Mahcuptuk, mutluyduk ve birbirimize doğu çekiliyorduk…
Karar vermiştim; artık tüm yazdıklarımda seni anlatacaktım…
Birbirimizi görmeden; bir sürü şiir ve öyküde beraber gezdik sonra…
İspanya, Küba da dışında değildi gezdiğimiz yerlerin.
Sonra sen bana geldin, şehrime geldin; nefes aldığım coğrafyaları öğrendin, insanlarımla tanıştın.
Sonra bir gün gezmek için buluştuk, bir deniz kenarına gittik.
Dingin bir mavilik içinde; bir kayanın üzerine oturdum.
Nasıl da huzurluydum.
Sen bana ağaçların arasından topladığın çalı çırpıyla yaktığın ateşin üstünde kara demliğinle çay pişirip içirdin.
Bir bardak sana, bir bardak bana; sıcak çay…
İkisi de; tek şekerli.
Güldük.
Denizi izledik.
El ele dokunmaya korkuyorduk oysa kalplerimiz birbirine sarılmak için çıldırıyordu.
O gün bir koy, iki antik kent gördük ve uzun bir orman yolunda gezindik.
İkimiz de çekingen, ikimiz de heyecanlı ve mutluyduk.
Dönüş saati gelmiş ve ben seni öpememiştim; tabi ki sen de beni.

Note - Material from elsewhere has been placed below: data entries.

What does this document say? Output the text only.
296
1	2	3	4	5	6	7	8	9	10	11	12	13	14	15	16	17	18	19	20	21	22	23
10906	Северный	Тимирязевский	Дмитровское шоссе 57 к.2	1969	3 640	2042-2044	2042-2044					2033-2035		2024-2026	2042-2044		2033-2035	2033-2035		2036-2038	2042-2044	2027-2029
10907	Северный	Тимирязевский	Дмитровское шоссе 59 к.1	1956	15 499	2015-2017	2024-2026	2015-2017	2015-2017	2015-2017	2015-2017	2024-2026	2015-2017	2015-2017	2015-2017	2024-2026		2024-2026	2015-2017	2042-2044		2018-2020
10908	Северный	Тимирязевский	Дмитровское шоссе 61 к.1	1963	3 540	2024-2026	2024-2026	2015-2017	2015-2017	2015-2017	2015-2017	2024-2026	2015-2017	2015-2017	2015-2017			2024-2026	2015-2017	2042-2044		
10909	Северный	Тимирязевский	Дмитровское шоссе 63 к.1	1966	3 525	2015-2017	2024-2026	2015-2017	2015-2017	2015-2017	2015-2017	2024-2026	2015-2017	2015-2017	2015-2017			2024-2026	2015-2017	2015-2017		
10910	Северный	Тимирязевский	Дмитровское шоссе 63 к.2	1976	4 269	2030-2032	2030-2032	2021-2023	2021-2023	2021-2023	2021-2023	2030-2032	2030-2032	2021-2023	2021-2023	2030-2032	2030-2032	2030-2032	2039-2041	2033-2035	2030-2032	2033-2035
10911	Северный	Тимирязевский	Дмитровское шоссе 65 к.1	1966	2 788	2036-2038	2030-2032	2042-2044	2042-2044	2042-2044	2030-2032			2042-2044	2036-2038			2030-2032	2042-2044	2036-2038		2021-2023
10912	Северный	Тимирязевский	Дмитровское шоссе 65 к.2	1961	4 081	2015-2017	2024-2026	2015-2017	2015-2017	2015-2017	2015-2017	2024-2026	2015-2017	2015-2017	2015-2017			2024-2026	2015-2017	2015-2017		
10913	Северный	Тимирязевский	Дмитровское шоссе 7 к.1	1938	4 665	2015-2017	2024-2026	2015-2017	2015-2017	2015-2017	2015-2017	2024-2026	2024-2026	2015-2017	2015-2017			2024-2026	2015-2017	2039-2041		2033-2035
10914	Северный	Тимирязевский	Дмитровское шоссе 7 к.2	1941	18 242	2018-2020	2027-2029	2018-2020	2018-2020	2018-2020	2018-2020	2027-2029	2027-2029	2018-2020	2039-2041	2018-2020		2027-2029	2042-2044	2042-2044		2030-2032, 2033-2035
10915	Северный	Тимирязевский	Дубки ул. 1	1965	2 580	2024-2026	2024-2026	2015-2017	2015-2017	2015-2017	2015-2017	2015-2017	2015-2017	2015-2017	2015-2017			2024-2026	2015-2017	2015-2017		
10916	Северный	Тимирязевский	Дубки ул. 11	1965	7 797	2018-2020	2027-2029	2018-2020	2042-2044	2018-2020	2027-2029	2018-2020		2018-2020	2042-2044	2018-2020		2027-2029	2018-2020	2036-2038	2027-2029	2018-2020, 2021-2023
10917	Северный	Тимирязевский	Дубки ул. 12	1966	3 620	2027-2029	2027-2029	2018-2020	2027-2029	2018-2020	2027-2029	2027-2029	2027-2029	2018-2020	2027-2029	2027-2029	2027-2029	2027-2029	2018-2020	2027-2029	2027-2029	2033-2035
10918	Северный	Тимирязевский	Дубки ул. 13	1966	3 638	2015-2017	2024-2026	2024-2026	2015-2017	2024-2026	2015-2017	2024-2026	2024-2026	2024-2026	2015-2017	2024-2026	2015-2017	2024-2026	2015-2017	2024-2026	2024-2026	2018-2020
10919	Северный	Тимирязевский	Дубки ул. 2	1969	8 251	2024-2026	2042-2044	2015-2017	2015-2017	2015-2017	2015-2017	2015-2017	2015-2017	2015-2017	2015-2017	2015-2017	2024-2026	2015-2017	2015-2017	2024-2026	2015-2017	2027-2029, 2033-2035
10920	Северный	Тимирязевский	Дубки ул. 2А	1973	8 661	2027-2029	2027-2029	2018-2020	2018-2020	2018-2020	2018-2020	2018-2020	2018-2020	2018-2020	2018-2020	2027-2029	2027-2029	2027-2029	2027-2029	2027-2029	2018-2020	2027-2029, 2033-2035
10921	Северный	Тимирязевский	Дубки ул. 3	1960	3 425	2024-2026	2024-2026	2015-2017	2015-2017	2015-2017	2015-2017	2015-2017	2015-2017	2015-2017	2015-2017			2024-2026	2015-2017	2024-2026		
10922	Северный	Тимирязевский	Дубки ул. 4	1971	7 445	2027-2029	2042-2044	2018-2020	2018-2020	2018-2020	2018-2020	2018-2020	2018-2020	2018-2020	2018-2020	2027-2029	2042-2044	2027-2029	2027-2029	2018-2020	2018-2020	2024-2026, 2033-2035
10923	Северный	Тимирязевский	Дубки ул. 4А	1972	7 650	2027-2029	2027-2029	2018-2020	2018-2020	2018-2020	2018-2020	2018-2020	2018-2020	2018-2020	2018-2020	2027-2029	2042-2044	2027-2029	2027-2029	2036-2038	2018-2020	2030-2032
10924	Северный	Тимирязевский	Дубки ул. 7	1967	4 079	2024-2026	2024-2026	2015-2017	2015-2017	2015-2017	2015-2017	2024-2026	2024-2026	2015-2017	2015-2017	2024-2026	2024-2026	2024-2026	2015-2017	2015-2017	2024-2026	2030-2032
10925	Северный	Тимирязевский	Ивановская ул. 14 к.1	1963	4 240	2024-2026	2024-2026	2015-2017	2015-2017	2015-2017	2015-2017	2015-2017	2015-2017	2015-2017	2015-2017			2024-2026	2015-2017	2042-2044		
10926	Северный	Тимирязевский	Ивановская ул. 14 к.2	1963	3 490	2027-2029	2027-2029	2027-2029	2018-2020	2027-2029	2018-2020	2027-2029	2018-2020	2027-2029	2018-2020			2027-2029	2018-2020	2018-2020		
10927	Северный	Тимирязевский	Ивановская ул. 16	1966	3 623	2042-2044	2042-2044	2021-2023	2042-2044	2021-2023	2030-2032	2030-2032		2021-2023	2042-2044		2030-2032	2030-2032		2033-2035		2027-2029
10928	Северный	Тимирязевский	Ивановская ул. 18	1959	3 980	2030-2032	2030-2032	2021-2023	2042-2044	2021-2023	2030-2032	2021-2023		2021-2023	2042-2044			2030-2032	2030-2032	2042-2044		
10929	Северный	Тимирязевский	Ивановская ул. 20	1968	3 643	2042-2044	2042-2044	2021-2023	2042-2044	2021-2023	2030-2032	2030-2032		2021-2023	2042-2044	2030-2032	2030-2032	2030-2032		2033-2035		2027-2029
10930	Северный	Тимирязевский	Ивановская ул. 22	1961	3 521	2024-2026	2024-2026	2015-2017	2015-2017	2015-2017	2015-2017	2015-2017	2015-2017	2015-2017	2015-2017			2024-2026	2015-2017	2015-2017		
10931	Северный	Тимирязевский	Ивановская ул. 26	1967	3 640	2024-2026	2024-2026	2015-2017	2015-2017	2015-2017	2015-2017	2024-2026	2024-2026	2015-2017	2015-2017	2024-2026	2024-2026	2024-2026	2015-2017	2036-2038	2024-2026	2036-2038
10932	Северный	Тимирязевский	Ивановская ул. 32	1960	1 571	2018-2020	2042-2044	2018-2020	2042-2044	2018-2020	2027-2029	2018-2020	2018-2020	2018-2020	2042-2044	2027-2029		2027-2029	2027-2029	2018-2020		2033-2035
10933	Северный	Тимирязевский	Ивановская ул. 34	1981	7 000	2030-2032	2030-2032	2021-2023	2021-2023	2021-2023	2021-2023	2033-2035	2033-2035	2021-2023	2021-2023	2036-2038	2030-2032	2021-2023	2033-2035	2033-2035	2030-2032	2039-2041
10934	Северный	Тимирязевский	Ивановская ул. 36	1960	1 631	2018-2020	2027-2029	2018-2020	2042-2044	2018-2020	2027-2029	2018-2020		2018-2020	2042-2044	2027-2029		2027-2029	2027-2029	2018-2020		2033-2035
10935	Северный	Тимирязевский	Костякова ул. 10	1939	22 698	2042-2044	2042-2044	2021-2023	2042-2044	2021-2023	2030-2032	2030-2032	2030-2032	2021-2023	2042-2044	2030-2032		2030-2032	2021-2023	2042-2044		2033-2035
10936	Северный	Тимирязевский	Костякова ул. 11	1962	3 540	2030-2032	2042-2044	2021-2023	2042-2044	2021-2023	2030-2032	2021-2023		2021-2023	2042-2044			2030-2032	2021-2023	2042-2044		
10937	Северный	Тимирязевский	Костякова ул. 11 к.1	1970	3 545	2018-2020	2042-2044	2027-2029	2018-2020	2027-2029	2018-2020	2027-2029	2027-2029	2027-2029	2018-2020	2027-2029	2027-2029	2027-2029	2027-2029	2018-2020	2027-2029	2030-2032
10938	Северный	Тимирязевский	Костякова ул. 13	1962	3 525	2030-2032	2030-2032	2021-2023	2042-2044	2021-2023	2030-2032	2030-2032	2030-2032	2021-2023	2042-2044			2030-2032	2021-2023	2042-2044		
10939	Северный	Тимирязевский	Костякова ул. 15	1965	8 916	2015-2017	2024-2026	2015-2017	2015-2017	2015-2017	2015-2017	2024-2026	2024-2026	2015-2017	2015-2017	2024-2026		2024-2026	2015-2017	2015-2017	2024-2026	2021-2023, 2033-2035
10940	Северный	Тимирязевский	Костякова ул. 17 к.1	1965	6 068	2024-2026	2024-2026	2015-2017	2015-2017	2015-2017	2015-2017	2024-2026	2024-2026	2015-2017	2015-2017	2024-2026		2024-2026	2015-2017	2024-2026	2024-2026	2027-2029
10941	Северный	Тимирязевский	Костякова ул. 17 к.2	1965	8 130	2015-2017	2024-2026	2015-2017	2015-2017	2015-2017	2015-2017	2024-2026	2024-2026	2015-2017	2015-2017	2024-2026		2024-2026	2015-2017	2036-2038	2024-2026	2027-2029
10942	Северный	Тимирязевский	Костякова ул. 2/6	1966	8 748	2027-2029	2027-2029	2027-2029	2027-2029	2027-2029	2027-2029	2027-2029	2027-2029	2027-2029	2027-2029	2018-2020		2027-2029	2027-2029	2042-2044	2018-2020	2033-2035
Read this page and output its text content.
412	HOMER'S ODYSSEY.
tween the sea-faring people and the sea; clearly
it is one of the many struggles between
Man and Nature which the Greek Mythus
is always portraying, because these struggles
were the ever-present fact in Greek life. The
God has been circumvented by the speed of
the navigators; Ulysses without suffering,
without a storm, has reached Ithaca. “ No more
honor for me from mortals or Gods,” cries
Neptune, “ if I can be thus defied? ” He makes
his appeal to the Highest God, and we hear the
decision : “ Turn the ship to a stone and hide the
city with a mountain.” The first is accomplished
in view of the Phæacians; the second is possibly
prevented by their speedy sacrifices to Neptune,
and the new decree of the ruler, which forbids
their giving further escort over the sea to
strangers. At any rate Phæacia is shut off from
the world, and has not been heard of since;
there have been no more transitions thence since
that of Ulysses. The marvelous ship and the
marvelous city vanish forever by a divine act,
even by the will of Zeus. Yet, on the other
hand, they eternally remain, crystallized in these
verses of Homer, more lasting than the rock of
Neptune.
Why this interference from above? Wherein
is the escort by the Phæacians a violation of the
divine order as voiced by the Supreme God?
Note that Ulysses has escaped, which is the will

Bir daha görüşecek miydik, ne zaman görüşecektik vb. kafamızda dünya kadar soruyla benim şehrime doğru, dönüşe geçtik.
Şehrin sınırları içinden girip merkeze gelirken ” Öpüşmeyecek miyiz?” diye sordum.
Hikayede öpüşmüştük; ya gerçekte…
Beş dakika sürmeyen bir aradan sonra ilk sağa çektin ve ”Gel” dedin bana. Ben yaklaşıyordum ama dudaklarım dudaklarına yaklaşmaya çekiniyordu. Tam yanağını öpecekken sen ” dudaktan” diyerek bana cesaret verdin ve ben tüm merakım ve özlemimle seni öpmeye başladım.
Öpüştük…
Dünya durmuştu, mevsimler yoktu, tüm savaşlar durmuş ve kimse nefes almıyordu o anlarda sanki….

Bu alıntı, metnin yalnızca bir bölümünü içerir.